“Il cuore della notte” – Giordana Ungaro

La quiete notturna è una culla dolce e terribile. Nel silenzio, soli e in balia dei propri demoni le ombre si allungano, dilatano e ogni paura si amplifica fino a inghiottirci.
Annabel giaceva nel grande letto, nuda, sveglia e incapace di riaddormentarsi. Ascoltava il respiro lento e regolare dell’uomo steso accanto a lei, soffocata da un’angoscia ormai insopportabile. La sua stupida gelosia aveva seppellito quell’amore sotto le macerie di una fragilità disarmante. Perché? Perché ora? Urlò in silenzio. Era così sicura di sé, convinta di poter gestire quella relazione.

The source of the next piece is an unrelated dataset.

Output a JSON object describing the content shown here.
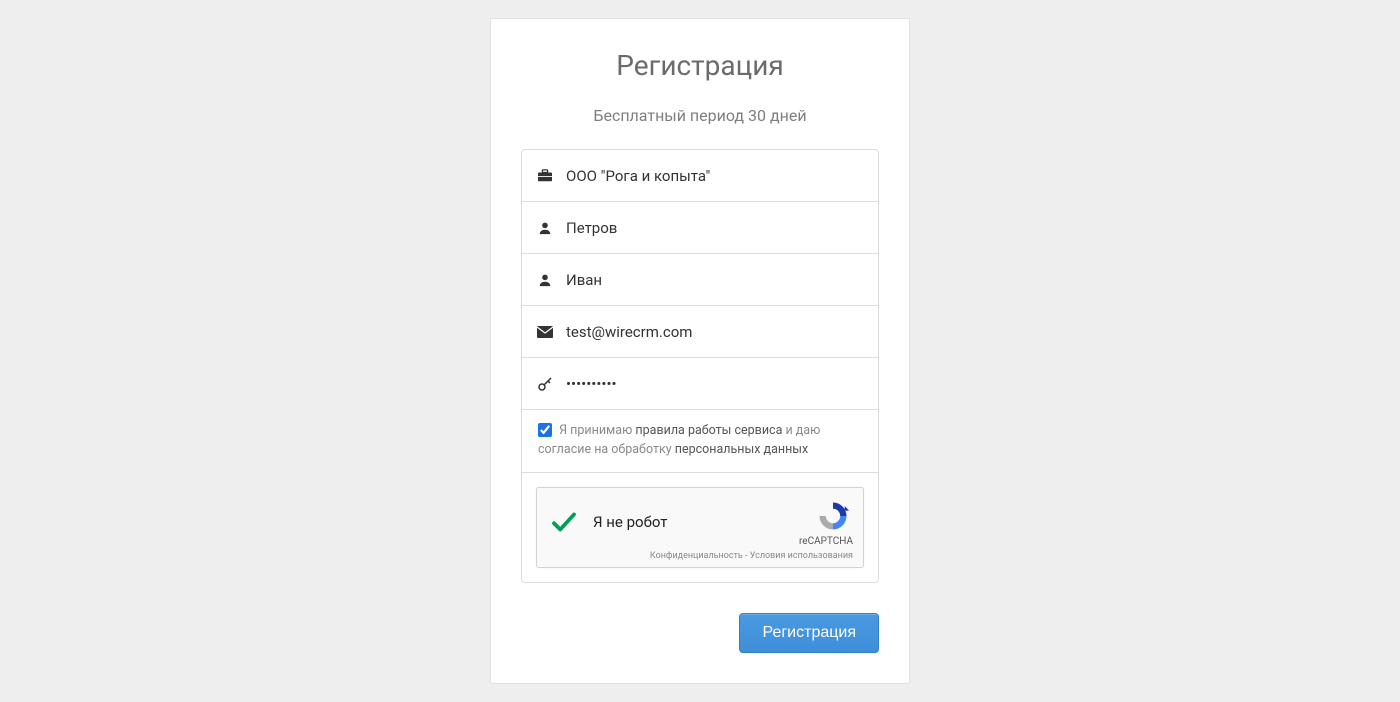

Risoluta a non innamorarsi accettando il fatto che tra loro non ci sarebbe mai stato alcun impegno e invece, come una sciocca ragazzina, si ritrovava sveglia, nel cuore della notte, incapace di trattenere le lacrime. Voleva piangere, scuoterlo, prenderlo a pugni e poi fuggire, smettere una volta per tutte di far credere che andasse tutto bene.
Scostò il lenzuolo e si mise seduta. Lo sfiorò con le dita mentre reo inconsapevole russava lieve nella penombra. Fingere di non amarlo era divenuto impossibile. 
Le lacrime cominciarono a sgorgare. Non l’avrebbe permesso, non lì. Fece un respiro profondo e si asciugò gli occhi col dorso della mano.
Sbirciò la radiosveglia sul comodino, erano appena le due. Il cuore della notte. La porta a vetri era aperta e un alito di vento gonfiò la tenda facendo tintinnare lo scacciapensieri. L’aria fresca di un insolito mite fine ottobre le carezzò la pelle nuda. Scese dal letto, raccolse una felpa dalla sedia e se la infilò. Era di Lobo e più grande di almeno due taglie, la copriva fino a metà coscia. Inspirò il suo odore e strinse le braccia intorno al petto scostando la tenda per uscire in terrazza; andò a poggiarsi alla ringhiera e rimase lì, ascoltando il frinire delle cicale, respirando l’aria satura del profumo dei campi.
Le lacrime ricominciarono a sgorgare e stavolta le lasciò fare. Solo quando fu quieta rientrò in camera. Stette a guardare la sagoma di Lobo, immobile nel buio. Era in balia del suo amore crudele, sfuggente, fedifrago, che aveva scelto lei stessa come un silicio. Per quanto ancora era disposta a sopportare di vivere in un limbo? Per quanto avrebbe potuto continuare a tacere fustigandosi? Chiuse gli occhi e scosse il capo. Non un minuto di più era la risposta. Avrebbe spezzato le catene di quell’amore malato che l’aveva resa così fragile.
Decise di lasciarlo. In quel momento, nel cuore della notte. Senza doverlo in tal modo guardare negli occhi, forte di un coraggio labile, che all’alba, tra le sue braccia, si sarebbe dissolto come un filo di fumo. 
Annabel se ne andò, per sempre, spezzando le sbarre della sua gabbia dorata.